All used data is freely available through packages:

  • Framingham illustration: data("Cholesterol", package="qrLMM")
  • Leukemia survival illustration: data("LeukSurv", package="spBayesSurv")
  • Veteran lung cancer illustration: data(cancer, package="survival")

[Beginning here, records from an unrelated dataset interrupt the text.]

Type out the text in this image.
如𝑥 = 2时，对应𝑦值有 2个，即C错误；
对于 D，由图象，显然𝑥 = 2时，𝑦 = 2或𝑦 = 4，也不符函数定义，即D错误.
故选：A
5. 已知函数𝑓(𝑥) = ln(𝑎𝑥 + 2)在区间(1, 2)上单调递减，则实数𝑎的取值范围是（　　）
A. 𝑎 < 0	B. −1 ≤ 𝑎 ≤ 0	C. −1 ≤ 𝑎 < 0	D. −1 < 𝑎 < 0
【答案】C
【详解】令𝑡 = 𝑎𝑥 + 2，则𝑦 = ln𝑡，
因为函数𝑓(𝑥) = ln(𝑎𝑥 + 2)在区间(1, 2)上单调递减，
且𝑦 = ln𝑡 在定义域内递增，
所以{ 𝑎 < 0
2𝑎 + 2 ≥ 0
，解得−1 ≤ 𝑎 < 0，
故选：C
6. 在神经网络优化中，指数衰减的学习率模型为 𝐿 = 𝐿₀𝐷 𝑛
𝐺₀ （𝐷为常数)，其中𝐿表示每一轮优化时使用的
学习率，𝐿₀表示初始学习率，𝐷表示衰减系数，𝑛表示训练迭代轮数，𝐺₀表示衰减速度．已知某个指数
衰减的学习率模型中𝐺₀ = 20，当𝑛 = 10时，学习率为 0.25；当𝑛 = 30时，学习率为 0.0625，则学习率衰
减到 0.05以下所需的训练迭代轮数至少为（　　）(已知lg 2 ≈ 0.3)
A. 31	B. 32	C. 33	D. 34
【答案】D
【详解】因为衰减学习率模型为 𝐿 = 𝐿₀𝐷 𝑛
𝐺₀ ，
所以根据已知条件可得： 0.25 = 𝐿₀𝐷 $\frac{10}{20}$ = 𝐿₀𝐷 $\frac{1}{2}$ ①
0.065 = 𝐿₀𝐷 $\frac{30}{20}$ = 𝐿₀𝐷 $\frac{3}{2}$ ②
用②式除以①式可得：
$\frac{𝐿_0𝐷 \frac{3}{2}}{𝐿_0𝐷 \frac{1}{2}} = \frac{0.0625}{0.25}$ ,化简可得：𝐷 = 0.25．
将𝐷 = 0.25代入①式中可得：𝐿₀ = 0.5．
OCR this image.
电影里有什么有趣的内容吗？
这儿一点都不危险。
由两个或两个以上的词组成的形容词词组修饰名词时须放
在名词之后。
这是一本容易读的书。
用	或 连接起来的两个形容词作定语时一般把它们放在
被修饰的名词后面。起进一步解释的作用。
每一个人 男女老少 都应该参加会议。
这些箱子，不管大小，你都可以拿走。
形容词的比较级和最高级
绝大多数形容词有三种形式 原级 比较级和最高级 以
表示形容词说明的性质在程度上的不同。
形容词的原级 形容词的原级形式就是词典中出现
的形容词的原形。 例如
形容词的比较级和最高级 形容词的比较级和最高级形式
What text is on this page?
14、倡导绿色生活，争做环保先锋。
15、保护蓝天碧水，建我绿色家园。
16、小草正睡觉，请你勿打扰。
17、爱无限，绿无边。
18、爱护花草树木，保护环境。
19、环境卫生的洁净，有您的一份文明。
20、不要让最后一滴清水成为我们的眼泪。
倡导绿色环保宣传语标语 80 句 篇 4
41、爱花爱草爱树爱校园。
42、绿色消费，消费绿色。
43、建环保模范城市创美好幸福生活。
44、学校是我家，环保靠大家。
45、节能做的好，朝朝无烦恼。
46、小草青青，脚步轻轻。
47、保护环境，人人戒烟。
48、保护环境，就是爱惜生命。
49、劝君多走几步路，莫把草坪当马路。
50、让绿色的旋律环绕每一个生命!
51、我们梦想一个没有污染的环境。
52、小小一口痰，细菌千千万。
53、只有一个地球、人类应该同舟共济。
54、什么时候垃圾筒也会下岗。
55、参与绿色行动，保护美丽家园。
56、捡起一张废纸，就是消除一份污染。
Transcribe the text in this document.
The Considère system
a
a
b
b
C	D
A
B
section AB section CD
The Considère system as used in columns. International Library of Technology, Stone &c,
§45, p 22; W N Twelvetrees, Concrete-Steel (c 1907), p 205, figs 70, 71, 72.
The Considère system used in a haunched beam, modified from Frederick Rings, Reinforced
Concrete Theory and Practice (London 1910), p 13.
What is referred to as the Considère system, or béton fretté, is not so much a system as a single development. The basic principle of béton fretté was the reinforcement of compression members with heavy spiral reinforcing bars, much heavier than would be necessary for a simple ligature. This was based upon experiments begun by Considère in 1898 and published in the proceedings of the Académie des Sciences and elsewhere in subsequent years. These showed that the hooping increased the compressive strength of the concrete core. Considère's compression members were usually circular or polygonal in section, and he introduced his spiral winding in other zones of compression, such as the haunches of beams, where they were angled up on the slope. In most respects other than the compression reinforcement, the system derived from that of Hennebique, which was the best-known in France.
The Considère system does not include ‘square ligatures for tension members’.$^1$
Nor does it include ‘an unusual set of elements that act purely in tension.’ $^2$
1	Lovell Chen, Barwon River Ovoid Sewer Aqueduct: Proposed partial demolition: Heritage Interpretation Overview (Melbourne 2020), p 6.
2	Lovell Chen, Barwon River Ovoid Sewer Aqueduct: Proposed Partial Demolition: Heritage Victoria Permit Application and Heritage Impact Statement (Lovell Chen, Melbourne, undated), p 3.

and via csv in the folder ./data.

Code

  • folder ./code/ contains helper functions used by BCTM in setting up the model
  • folder code/nuts/ contains the NUTS code used for posterior inference. Note that, currently, updates of the smoothing variances and results of the prior elicitation process for $\theta$ are hardcoded in many cases.
  • folder code/rcpp/ contains rcpp source files for posteriors (up to a constant) and gradients
  • folder code/sims/ contains R code to reproduce all simulations and plots from the paper and the supplement
    • plot_mads.R produces Figure 1
    • plot_quantile_deviations.R produces Figure 2
    • plot_quantile_scores.R produces Figure 3
    • plot_crps_decomp.R produces Figure 4
    • plot_coverages.R produces Figure 5 and Figure C.2
    • plot_simulated_effects.R produces Figures C.3 to 10 (generate_sims_lin.R and generate_sims_nonlin.R generates RData files)
  • folder code/framingham/ contains R code to reproduce all models and plots for the Framingham heart study illustration
    • plot_fram.R produces Figure 6 and 7
    • folder ./models/ contains code for running the models that, together with fram_te_log_scores.R and fram_log_scores_load_sum.R are reported in Table B.2
    • fram_ess_rhat.R produces Table B.3 and B.4
  • folder code/leukemia/ contains R code to reproduce all models and plots for the Leukemia survival illustration
    • leuk_comparison.R produces Table 1 and 2
    • plot_leuk.R produces Figure 8 and Table B.5
  • folder code/veteran/ contains R code to reproduce all models and plots for the Veteran illustration
    • plot_veteran.R produces Figure B.1
  • folder code/mlt_sims/ contains R code from Hothorn et al. (2018) to simulate data (obtained from Hothorn, T. (2017b).MLT: Most likely transformations: The mlt package, R package vignette version 0.1-5.Available at: https://CRAN.R-project.org/package=mlt.docreg.)
  • file BCTM.rar is intended for review and contains only the blinded code and data

All scripts include a helper function that installs and loads used libraries. A majority of (but not all) libraries are captured in the renv.lock file (after installing the renvpackage use renv::init()).

Usage

All code in sims/framingham/leukemia/veteran is self-contained and can be used by simply running the scripts. Code can be used to reproduce the results in the paper and supplement, but is difficult to adapt for different tasks in its current state. The different files in code/nuts/ differ only in the updates of the smoothing variances and prior elicitation schemes (nuts.R is the default used in most of the applications). Naming:

  • _sd refers to scale-dependent prior
  • _te refers to tensor spline
  • _re refers to random effect
  • _vcm refers to varying coefficient model
  • _spat refers to spatial effect

Dependencies

  • splines (4.21)
  • dplyr (1.0.10)
  • tidyverse (1.3.2)
  • mlt (1.4-2)
  • tram (0.7-2)
  • tramME (1.0.3)
  • scam (1.2-13)
  • mgcv (1.8-41)
  • bamlss (1.1-8)
  • Rcpp (1.0.9) RcppArmadillo (0.11.2.3.1) RcppEigen (0.3.3.92)
  • qrLMM (2.1)
  • viridis (0.6.2)
  • MASS (7.3-58.1)
  • mvtnorm (1.1-3)
  • cowplot (1.1.1)
  • gamboostLSS (2.0-6)
  • lattice (0.20-45)
  • microbenchmark (1.4.9)
  • progress (1.2.2)
  • devtools (2.4.4)
  • doParallel (1.0.17)
  • survival (3.4-0)
  • spBayesSurv (1.1.6)
  • Matrix (1.5-1)
  • MCMCpack (1.6-3)
  • profvis (0.3.7)
  • sf (1.0-8)
  • rgeos (0.5-9)
  • RhpcBLASctl (0.21-247.1)
  • Loo (2.5.1)
  • BayesX (0.3-1.1)
  • caret (6.0-93)
  • sdPrior (1.0-0)
  • scoringutils (1.0.1)

Processed Files

Folder ./processed_data/ contains all results used in the paper except for files that are larger than GitHub's size limits (due to inclusion of all samples).